The passing period at RMHS has been shortened to three minutes for the ’22-’23 school year to accommodate a new early-release schedule.

As the school year began, students were abruptly exposed to a decreased passing time for the first time in years at RMHS.  No warning of the new three-minute passing time was given to the student body, as it was only displayed in the updated schedule that students received upon their return to school.

Principal Tracey explained why this new change was taking place stating, “Every high school/secondary school in the state is required to have a certain number of hours of learning,” and adding that this new passing time was added in order to make Friday early releases change from 2:00 to 1:00 to give more time for teachers’ professional development. But, this reduction in class time on one Friday per month left RMHS under the state’s required nine-hundred-ninety learning hours.  “In order to get that one-o’clock dismissal we had to move the passing time from four minutes to three minutes on paper.” 

Despite the unannounced change to the schedule, the one-minute cut from passing time did not go unnoticed by students. Senior Mae Squeglia stated her concerns with the new passing time. “Last year I had the same thing where I came from the field house and had to walk all the way up to the fourth floor and I would make it, but now every time I do that I am late to class.” Mae also expressed how for the majority of her classes this year, she either “gets there right on time or is a few seconds late.” 

Mr.
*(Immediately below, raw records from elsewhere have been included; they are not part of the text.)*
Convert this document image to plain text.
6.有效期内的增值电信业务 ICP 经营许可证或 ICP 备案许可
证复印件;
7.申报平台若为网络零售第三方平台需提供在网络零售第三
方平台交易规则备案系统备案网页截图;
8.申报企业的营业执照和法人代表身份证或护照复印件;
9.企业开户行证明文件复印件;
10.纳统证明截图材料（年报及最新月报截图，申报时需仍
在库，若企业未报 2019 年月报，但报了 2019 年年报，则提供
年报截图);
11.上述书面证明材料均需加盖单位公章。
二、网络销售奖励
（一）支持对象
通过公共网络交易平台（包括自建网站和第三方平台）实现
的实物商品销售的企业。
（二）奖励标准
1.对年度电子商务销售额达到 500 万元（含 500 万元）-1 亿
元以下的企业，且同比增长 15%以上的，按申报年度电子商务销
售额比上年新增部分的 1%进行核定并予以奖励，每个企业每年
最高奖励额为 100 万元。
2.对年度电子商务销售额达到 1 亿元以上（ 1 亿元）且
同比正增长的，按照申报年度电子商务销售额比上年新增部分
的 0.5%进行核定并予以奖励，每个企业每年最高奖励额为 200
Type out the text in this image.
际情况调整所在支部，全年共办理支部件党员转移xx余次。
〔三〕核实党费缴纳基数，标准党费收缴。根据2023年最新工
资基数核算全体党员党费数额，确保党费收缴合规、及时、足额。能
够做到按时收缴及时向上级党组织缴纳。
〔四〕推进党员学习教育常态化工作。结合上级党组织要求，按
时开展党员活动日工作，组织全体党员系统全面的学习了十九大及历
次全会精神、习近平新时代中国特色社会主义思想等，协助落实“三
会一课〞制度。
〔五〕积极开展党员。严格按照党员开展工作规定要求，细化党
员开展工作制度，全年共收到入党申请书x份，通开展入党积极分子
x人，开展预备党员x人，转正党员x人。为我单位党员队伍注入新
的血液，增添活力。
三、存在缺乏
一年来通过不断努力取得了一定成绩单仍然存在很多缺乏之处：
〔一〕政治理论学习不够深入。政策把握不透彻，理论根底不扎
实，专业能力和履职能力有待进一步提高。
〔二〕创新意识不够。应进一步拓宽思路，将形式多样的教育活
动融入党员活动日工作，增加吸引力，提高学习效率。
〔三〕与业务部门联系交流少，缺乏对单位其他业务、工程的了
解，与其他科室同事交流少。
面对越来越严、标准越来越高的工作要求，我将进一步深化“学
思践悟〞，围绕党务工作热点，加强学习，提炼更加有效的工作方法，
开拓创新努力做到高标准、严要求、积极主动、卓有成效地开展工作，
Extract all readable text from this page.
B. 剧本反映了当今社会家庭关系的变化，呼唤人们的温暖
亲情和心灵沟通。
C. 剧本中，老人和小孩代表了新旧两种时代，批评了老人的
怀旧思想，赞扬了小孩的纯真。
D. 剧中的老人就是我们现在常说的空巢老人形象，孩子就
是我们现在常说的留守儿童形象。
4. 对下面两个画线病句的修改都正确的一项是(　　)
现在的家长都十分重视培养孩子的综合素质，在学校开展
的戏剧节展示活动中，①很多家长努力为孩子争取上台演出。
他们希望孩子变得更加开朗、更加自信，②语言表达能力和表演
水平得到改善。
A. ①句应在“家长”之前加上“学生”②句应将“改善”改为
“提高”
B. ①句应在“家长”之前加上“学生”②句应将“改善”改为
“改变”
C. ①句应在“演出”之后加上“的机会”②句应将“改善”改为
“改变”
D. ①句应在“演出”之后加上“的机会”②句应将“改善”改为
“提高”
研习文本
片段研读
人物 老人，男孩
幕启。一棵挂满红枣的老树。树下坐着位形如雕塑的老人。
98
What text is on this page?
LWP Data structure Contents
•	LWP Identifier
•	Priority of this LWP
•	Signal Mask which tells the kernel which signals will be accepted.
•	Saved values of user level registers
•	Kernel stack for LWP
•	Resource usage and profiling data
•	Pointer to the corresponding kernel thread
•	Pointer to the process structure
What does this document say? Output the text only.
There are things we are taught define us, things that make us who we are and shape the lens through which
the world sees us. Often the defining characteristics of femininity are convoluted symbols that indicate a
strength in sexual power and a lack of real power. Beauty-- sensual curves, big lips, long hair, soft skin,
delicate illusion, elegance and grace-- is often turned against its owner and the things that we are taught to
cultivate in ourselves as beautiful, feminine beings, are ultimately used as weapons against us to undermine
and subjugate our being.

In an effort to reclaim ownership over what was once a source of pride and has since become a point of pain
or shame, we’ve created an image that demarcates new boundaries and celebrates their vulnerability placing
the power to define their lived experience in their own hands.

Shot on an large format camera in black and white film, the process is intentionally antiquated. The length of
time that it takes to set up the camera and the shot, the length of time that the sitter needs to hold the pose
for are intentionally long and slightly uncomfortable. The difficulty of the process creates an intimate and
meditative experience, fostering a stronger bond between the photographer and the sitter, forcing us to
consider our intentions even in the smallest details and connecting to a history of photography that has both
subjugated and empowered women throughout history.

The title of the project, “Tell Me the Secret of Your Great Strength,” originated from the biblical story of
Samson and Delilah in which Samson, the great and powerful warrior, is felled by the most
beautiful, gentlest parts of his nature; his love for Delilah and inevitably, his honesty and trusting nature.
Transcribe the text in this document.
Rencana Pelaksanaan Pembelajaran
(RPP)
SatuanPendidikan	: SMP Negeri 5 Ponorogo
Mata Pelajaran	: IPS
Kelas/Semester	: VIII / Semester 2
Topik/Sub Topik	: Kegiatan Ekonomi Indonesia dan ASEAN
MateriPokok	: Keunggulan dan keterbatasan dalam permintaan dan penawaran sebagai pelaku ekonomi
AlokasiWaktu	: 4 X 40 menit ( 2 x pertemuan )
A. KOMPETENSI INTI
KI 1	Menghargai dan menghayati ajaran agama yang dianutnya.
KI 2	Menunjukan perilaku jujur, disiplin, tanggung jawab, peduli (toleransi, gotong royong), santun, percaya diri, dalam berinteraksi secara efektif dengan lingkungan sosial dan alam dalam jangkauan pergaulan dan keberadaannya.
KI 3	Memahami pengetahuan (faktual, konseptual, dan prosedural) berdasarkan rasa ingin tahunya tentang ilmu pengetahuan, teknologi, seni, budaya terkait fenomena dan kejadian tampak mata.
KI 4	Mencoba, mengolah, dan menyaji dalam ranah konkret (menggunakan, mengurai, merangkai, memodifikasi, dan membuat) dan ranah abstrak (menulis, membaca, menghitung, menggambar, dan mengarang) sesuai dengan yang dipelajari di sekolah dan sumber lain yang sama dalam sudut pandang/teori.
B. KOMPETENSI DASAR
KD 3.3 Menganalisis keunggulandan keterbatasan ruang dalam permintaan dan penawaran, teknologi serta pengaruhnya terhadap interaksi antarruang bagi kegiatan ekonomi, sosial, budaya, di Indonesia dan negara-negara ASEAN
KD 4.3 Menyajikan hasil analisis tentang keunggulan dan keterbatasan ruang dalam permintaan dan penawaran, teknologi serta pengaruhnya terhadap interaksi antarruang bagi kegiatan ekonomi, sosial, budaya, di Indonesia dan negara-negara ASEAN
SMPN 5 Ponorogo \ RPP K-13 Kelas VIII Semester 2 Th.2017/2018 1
Tracey said that the lack of an email was “not purposeful in any way” and stressed that he wasn’t intending to withhold any information from students.  He added that the faculty were similarly unaware of the change until they returned back to school.

Distant classes are not uncommon for the student body.   The writers of this article timed the walk from the fourth floor to the field house in a full hallway.  It took over five minutes to go from Mrs. Bailey’s room on the furthest end of the fourth floor to Mr. Mooney’s room in the field house.  Even when the hallway was completely empty it still took nearly three and a half minutes to go the same distance.  

Students have not been the only ones who have had to adapt to the new passing time.  Ms. Bailey of the history department said, “I think that the mindset of teachers has changed…teachers have decided that they need to have a soft start to class” and not start a test or an important assignment right when the bell rings.  Mr. Mooney of the math department said he is “much more forgiving” towards late students than he was in previous years.

When asked what Mrs. Bailey and Mr. Mooney believed was a reasonable amount of time for students to get to class, both teachers said that there should be more time and not less time.  Mrs. Bailey said, “…a ten minute passing time but we have fewer of them” in order for students to be able to use the bathroom, collect things from their locker, and talk with their friends so they are less inclined to when they get to class.  Mr. Mooney said, “Five minutes at least, just because the school is so big.”  Although there are different suggestions for what is a reasonable time to get between classes, the general sentiment among teachers is that students should have at least five minutes, giving them enough time to get themselves sorted before their next class.